UEFA Avrupa Ligi’nde gruplara kalmak için önümüzde sadece 2 maç kalmışken, yönetim transferde gerekeni yapmak için daha ne bekliyor? Unutulmasın ki, bu takım Anderlecht ‘e elenirse tarih bunu da yazar, sizi de…
Günlerdir gazetemizi arayan ve mail yağmuruna tutan yeşil beyazlı kongre üyeleri, taraftarlar ve dernek yöneticileri, Yazıcı yönetiminin transferde çok geç kaldığını vurguluyor.

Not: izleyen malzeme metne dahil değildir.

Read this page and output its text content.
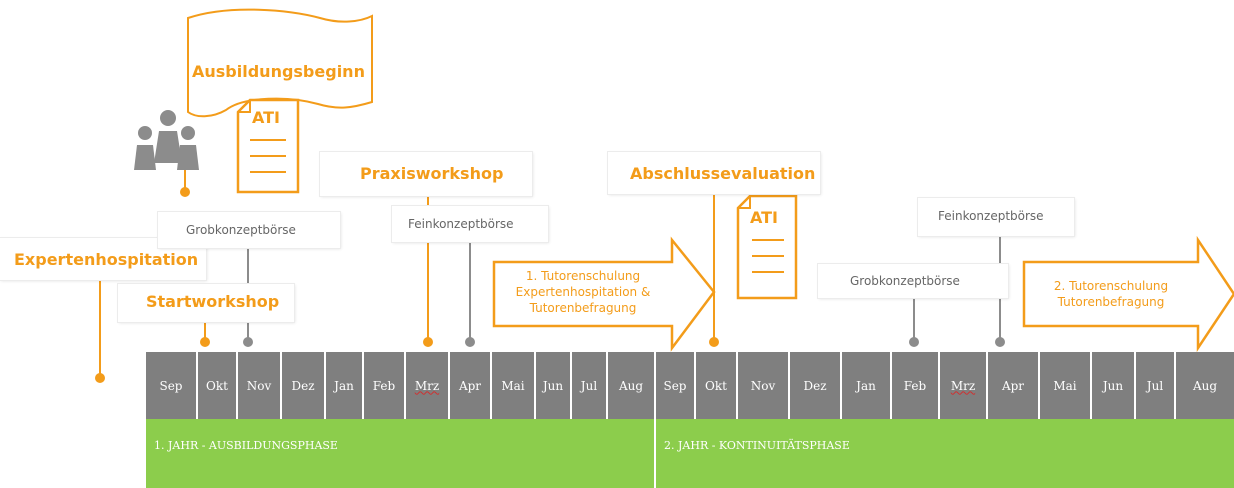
Ausbildungsbeginn
ATI
ATI
Expertenhospitation
Startworkshop
Grobkonzeptbörse
Praxisworkshop
Feinkonzeptbörse
Abschlussevaluation
Grobkonzeptbörse
Feinkonzeptbörse
1. Tutorenschulung
Expertenhospitation &
Tutorenbefragung
2. Tutorenschulung
Tutorenbefragung
Sep Okt Nov Dez Jan Feb Mrz Apr Mai Jun Jul Aug Sep Okt Nov Dez Jan Feb Mrz Apr Mai Jun Jul Aug
1. JAHR - AUSBILDUNGSPHASE	2. JAHR - KONTINUITÄTSPHASE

Yaşını başını almış eski tüfekler, hatta adı bizde saklı Divan Kurulu üyeleri bile dert yanıyor: “Yöneticilere söyleyin Allah aşkına, bitirsinler şu transferleri artık!” veya “Neden yazmıyorsunuz bunları?” diye… Doğru söze ne denir? Tribünün, taraftarın sesine hak vermemek elde mi? Öyle ya; UEFA Avrupa Ligi’nde gruplara kalmak için önümüzde sadece Anderlecht ile 2 maç kalmışken, yönetim kurulu, orta sahaya ve forvete gereken takviyeleri yapmak için daha ne bekliyor ki? Lig biteli ne kadar oldu? Tam 75 gün… Yani koskoca 2,5 ay… Transferde getirileceği söylenen 4 kaliteli yabancıdan kaçı alındı? Elde var iki yabancı ve bir de İbrahim Kaş… Diğer gençleri, banko oyuncu olmadığı için saymıyorum. Yönetim ve hoca değil miydi, “Transferde çıtayı Kenny Miller seviyesine koyduk. En az bu kalitede 4 yabancı oyuncu alacağız” diyen!.. Peki, nerede bu kaliteli transferler? Şu meşhur kesenin ağzı ne zaman açılacak, çok merak ediyorum doğrusu!.. Ayrıca her transfere bir kulp takmakta da maşallah bizim yönetimin üstüne yok! ‘O çok pahalı, bunun ekstradan menajerleri ortaya çıktı, bunun gece hayatı var.’ İyi de, Romaric’in ‘gece kuşu’ olduğunu yeni mi öğrendiniz? Armudun sapı üzümün çöpü derken, Anderlecht maçı da geldi çattı. Oysa biz hala Kirita’dan, İnsua’dan medet umuyoruz. “Eskiye rağbet olsaydı, Bit Pazarı’na nur yağardı” sözü size neyi hatırlatıyor acaba?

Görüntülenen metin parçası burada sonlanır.